A solitary confinement cell at New York's Rikers Island jail, governed by New York City Department of Correction. Photo: Bebeto Matthews/AP A solitary confinement cell at New York’s Rikers Island jail, governed by the New York City Department of Correction. Photo: Bebeto Matthews/AP

Advocates raised alarms Friday about the health of medically vulnerable people in jails and prisons as coronavirus continues to spread in the United States.

In New York, several advocacy groups sent a letter Friday to Gov. Andrew Cuomo asking for immediate clemency for elderly state prisoners and those who are pregnant or already ill. Advocates have made similar calls for clemency for vulnerable or low-risk people nationwide.

“Elderly people and people who are medically compromised need to be released now, before it’s too late,” said David Patton, executive director and attorney-in-chief of New York’s Federal Defenders. “We know that this poses a real threat, and if those folks contract the virus, especially if they contract it in a jail setting, their lives are at risk.”

Patton said jails and prisons should be assuming that they, like any other employer in the country, will have staffing shortages as more people get sick. Reducing the number of inmates will also reduce the workload on a smaller staff and open up space to handle medical issues, he said.

Asked about the New York letter, an adviser to Cuomo noted that the state’s Department of Corrections and Community Supervision released its coronavirus plan last week. The plan said visits to state correctional facilities will continue but visitors will be screened for coronavirus symptoms or exposure.

The federal Bureau of Prisons announced a 30-day suspension of visits Friday; the ban includes attorneys, but prison officials said some case-by-case exceptions for legal counsel will be considered.

Josie Duffy Rice, a lawyer and president of the criminal justice-focused publication The Appeal, said suspending visits is a flawed plan, because prison employees will still be moving in and out each day and interacting with their own families.

“This idea that just putting people on lockdown will protect them, or protect the rest of us, is wrong,” she said.

Homer Venters, a doctor and former chief medical officer for New York City’s Correctional Health Services, said coronavirus is likely to spread rapidly in jails and prisons.

Health care is inadequate already in jails and prisons, Venters said, to the point where even basic prevention measures are a challenge.

“We hear a lot about hand-washing as our most important tool,” he said. “Most of the jails and prisons I’ve been to around the country don’t really have enough sinks and certainly if there’s a sink that works, there’s often not paper towels, there’s not soap.”

Separating inmates who are showing symptoms of COVID-19 will be key, Venters said, but he’s concerned that crowded jails and prisons won’t have enough space to set people apart.
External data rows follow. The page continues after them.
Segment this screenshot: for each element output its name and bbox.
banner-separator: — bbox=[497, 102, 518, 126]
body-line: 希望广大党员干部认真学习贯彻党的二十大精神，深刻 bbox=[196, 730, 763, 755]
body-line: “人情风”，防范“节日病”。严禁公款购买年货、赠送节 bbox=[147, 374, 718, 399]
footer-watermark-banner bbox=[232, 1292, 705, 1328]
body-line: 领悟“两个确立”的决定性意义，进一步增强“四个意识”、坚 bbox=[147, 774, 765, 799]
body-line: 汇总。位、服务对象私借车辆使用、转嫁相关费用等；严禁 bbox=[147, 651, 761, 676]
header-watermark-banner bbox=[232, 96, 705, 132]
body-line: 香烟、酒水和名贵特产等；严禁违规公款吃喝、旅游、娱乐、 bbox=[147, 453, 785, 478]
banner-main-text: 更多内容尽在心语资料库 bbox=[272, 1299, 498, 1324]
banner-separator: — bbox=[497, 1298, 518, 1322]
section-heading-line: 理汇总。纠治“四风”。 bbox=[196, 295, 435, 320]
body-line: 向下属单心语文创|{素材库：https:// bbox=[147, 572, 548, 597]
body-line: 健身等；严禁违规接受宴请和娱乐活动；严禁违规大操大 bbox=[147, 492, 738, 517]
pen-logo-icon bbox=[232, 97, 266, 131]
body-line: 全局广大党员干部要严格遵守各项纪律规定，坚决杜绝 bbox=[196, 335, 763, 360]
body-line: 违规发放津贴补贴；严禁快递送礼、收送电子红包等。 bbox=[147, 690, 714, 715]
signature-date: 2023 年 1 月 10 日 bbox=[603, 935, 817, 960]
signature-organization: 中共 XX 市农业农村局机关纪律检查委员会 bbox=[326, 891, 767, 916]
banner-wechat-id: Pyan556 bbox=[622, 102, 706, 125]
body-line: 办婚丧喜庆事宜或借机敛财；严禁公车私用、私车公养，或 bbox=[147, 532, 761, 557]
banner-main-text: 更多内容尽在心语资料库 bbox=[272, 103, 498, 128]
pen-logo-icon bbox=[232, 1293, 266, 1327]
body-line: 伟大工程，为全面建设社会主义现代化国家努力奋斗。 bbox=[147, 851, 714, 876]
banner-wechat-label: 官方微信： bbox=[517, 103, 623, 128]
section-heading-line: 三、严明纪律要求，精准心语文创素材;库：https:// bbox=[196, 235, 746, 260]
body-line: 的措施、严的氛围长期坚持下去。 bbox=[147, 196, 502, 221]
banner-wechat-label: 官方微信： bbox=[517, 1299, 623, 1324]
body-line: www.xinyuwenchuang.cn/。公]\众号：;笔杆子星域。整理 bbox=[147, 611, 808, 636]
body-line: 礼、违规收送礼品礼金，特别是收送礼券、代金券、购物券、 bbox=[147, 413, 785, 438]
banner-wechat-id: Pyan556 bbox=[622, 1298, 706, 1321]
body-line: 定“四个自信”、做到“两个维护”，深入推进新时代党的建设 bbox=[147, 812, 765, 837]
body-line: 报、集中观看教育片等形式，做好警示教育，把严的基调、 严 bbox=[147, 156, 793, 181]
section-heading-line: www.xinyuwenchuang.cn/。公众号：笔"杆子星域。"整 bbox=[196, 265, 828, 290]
Jose Saldaña, director of the Release Aging People in Prison Campaign, which signed the letter to Cuomo, served 38 years in New York state prison and was released just over two years ago. He echoed Venters’ concern about the possibility of quarantines within prisons.

“If everybody in there gets quarantined, if you don’t have it, [then] you will have it,” he said.

Saldaña, who is in his 60s, said he’s worried about the survival of the people he spent decades with in prison, who are still there and suffering from health issues already.

“I know that their health has been compromised,” he said. “They’re having problems getting treatment for their conditions. You compound that with the coronavirus, that’s just certain death to some of them.”